Sgt. Drum and Det. Kent interviewed Martha King, and she confirmed the aforementioned and additionally stated that the woman in question told her “Isn’t it a pity that they brought that man in the park and let him die there.” Martha King further stated that this woman led her to believe that she witnessed this accident on the night before the body of Minshew was found in Audubon Park. Upon further questioning Martha King, she stated that she believed this woman resided on the batture; and that she sees her periodically at the bus stop; and that upon their next meeting, she would attempt to learn her identity and turn said information over to this office.

However further attempts to learn the identity of this unknown colored female have, up to this date, proved negative.

Same date, Det. Kent called at 839 Jackson Ave., home of P.J. Donegan, and interviewed one Clarence L. Kassel, WM, 47 yrs., residing the Veteran’s Hospital, Gulfport, Miss. This interview was relative to information received that Kassel and Donegan on March 6, 1962 were mugged and rolled at the intersection of St. Mary and Magazine Streets by the same persons who were allegedly involved in rolling and mugging of the victim, Minshew.
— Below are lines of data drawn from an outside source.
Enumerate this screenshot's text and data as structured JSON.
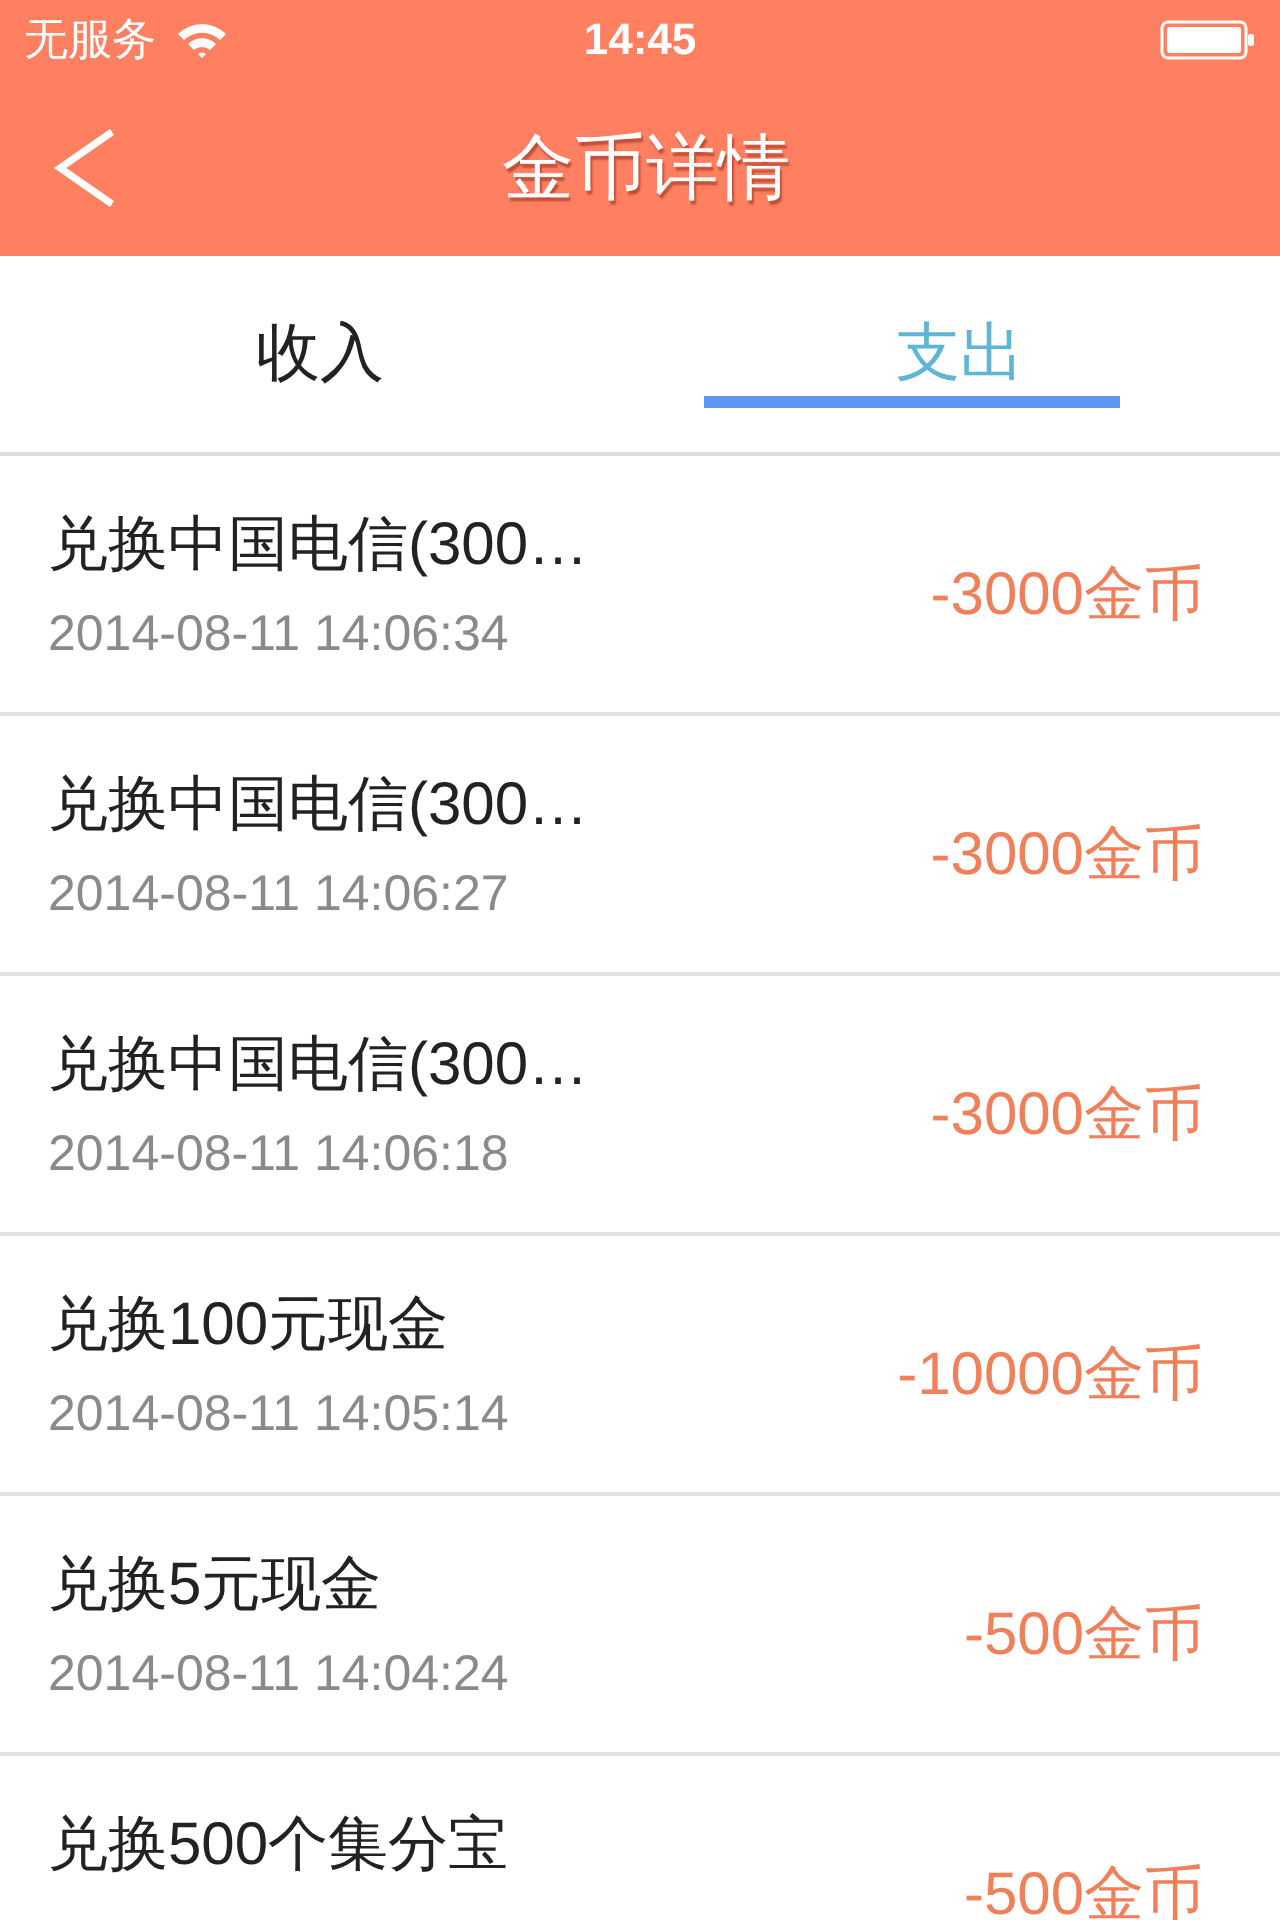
{
  "status_bar": {
    "carrier": "无服务",
    "time": "14:45"
  },
  "nav": {
    "title": "金币详情"
  },
  "tabs": [
    {
      "label": "收入",
      "selected": false
    },
    {
      "label": "支出",
      "selected": true
    }
  ],
  "records": [
    {
      "title": "兑换中国电信(300…",
      "date": "2014-08-11 14:06:34",
      "amount": "-3000金币"
    },
    {
      "title": "兑换中国电信(300…",
      "date": "2014-08-11 14:06:27",
      "amount": "-3000金币"
    },
    {
      "title": "兑换中国电信(300…",
      "date": "2014-08-11 14:06:18",
      "amount": "-3000金币"
    },
    {
      "title": "兑换100元现金",
      "date": "2014-08-11 14:05:14",
      "amount": "-10000金币"
    },
    {
      "title": "兑换5元现金",
      "date": "2014-08-11 14:04:24",
      "amount": "-500金币"
    },
    {
      "title": "兑换500个集分宝",
      "amount": "-500金币"
    }
  ]
}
Kassel was shown several B of I photographs, which the officers conducting this investigation had been checking. Kassel picked out the photograph of one Leslie Frank Walgamotte, B of I # 96-702, as the smaller of two men that had forced him and Donegan into a 1959 Model Ford, which was painted black and red, on March 6, 1962, at approximately 1:00 AM. Kassel stated he was sure that this subject was one of the two subjects who had attached them; further at a later date, he had seen the subject in Mary’s Tavern and attempted to speak to him and the subject had fled. Donegan was unable to confirm any of this information as by his own admission, he was too intoxicated to recall what had occurred or who had been involved.

An investigation into the whereabouts of Leslie Frank Walgamotte was made, and said investigation revealed that on March 6, 1962, Walgamotte was confined in the Louisiana State Penitentiary at Angola, and could not have been involved in the offence [sic] committed on the persons of Kassel and Donegan. Further reference to this case, investigation revealed that on August 16 and 17, 1963, Walgamotte was confined in the Parish prison on a parole violation charge, and had been confined in said institution since May 1, 1963.